Al Jazeera World

Iraq’s Dying Rivers

War and pollution plague the fertile crescent’s Tigris and Euphrates rivers, leaving fishermen struggling to survive.

Filmmakers: Omayma Naklah and Mohammad Rahahleh

For thousands of years, two famous rivers, the Tigris and Euphrates, made Iraq one of the most fertile regions in the Middle East.

Often called “the cradle of civilisation”, the first urban settlers grew up on the lands between the two ancient waterways. But today, things are dramatically different, – for the rivers and the people who depend on them.

Iraq’s ancient rivers and water resources have been seriously damaged by wars, economic sanctions, the construction of upstream dams, pollution and a fall in water levels.

The Tigris and Euphrates meet in Basra province, in the south of Iraq, where they form the Shatt al-Arab waterway. Tens of thousands of Iraqis live in marshes, like Abu Haider and his wife who rely almost entirely on fishing to survive.

There aren't any fish in the river. Our nets always come out empty.

by Karim Kadhem, retired Euphrates fisherman

“Fishing income isn’t like a regular salary,” explains Abu Haider. “There are days when there are no fish. You spend $17 on petrol and oil but your catch is only worth $8.”

The displacement of over 200,000 Marsh Arabs by former President Saddam Hussein‘s government and the campaign of violence against them, led the international community to condemn it as ethnic cleansing.

The United Nations has described the draining of the marshes as a “tragic human and environmental catastrophe” on par with the deforestation of the Amazon rainforest.

During that time, Abu Haider and his wife were forced to turn to farming but returned when the marshes were reflooded after Saddam Hussein was toppled in 2003.

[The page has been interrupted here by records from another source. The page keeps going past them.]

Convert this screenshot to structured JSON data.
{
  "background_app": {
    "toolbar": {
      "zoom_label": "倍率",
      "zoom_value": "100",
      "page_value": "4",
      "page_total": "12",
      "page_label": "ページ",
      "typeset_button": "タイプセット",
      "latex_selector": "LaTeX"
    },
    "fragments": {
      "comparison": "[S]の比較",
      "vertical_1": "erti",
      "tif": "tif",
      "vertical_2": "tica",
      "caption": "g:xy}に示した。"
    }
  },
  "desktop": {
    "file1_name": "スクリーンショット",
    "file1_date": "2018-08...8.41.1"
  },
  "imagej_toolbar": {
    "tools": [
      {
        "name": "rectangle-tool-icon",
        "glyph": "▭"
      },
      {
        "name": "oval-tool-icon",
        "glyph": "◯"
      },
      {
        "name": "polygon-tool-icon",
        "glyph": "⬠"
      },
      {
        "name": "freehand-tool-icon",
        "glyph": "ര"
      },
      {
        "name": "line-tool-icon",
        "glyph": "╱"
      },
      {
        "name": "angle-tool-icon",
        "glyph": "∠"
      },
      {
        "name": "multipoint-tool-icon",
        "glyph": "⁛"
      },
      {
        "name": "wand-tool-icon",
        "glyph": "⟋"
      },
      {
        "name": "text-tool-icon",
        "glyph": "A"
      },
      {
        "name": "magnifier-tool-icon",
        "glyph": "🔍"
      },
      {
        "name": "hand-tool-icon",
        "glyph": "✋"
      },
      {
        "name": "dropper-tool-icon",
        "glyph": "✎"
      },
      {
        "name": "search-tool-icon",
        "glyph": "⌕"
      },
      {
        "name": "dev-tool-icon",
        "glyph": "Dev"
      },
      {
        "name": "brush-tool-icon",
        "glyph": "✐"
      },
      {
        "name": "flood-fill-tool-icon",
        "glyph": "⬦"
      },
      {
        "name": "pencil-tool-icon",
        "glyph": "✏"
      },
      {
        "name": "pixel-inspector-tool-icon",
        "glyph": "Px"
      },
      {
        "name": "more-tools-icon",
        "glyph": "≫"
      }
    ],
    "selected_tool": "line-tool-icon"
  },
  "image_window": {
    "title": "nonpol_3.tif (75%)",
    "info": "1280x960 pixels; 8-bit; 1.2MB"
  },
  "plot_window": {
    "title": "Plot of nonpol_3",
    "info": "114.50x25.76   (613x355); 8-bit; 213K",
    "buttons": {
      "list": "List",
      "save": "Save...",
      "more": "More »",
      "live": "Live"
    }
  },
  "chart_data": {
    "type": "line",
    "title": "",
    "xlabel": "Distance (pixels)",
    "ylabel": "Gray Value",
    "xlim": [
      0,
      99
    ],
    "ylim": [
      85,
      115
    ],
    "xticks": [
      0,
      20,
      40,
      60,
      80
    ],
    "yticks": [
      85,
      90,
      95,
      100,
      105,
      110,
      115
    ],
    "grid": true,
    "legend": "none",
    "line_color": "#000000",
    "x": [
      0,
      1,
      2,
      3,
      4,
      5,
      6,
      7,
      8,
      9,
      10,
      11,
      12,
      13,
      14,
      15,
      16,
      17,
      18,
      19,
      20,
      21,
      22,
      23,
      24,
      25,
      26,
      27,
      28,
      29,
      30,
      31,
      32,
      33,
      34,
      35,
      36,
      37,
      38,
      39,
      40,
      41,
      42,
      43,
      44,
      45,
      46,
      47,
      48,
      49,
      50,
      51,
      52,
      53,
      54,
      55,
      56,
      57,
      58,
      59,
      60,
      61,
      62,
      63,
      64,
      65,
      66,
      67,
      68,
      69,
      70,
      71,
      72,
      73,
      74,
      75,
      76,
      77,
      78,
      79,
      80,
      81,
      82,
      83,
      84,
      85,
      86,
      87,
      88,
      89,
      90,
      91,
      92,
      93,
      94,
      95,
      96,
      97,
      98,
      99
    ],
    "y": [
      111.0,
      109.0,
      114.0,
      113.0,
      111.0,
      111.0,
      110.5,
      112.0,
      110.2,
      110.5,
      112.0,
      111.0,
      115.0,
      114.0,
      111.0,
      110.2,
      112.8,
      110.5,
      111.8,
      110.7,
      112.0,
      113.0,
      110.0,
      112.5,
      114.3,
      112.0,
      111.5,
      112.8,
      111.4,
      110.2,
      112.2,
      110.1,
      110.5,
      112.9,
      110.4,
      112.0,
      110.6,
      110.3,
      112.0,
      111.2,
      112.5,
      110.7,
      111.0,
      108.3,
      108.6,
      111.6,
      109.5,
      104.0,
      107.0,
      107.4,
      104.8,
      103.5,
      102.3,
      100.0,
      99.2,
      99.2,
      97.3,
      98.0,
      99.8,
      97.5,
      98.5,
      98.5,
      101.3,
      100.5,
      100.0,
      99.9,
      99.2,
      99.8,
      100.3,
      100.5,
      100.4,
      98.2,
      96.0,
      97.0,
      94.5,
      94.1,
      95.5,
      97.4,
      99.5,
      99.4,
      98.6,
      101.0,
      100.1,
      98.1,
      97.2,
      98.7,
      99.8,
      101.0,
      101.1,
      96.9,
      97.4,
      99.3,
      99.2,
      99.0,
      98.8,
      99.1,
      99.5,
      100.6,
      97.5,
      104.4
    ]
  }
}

“We love this area … it’s our home,” says Umm Haider, who’s been her husband’s fishing companion since their union. “These waters are where we live and make a living … We live a hand-to-mouth existence.”

In September 2018, Iraq’s Ministry of Water Resources said the levels and rivers like the Tigris in Baghdad have dropped up to 40 percent in the last 20 years. Partly to blame are dams and reservoirs being built in Turkey to the north that has restricted the flow of water southwards, causing a shrinkage in farmland each year.

“There aren’t any fish in the river. Our nets always come out empty,” laments retired Euphrates fisherman, Karim Kadhem who lives in Nasiriyah city, where people cannot drink the water from the Euphrates because the drop in water level has increased its salinity.

The Shatt al-Arab waterway flows into the Gulf. Increasing pollution and low fish stocks have forced Iraqi fishermen to risk forays into Iranian and Kuwaiti waters.

“Before, we used to sail towards Iran and Kuwait. No one stopped us, but it’s become very restricted,” explains Kamel Khalil, an elderly fisherman from al-Faw, a traditional fishing port community experiencing an exodus of fishing families. “It’s getting harder every year.”

The wrestle for control of the Shatt al-Arab waterway was one of the causes of the long, costly and bitter war between Iraq and Iran throughout most of the 1980s. That border dispute is still not settled. Kuwait and Iraq have also yet to agree on a sea border in negotiations which have been going on since Saddam Hussein’s invasion of Kuwait in 1990. Many fishermen at the docks say Iraqis are viewed with hostility by Iranians and Kuwaitis who are still bitter over their conflicts with Iraq in the 1980s and ’90s.

Today’s crisis means that Iraq, once so abundant in water resources, now imports 60 percent of its fish. But above all, it threatens the roots of Iraq’s identity as the land between the two ancient rivers, the Tigris and Euphrates, on which the country and its people have depended for thousands of years.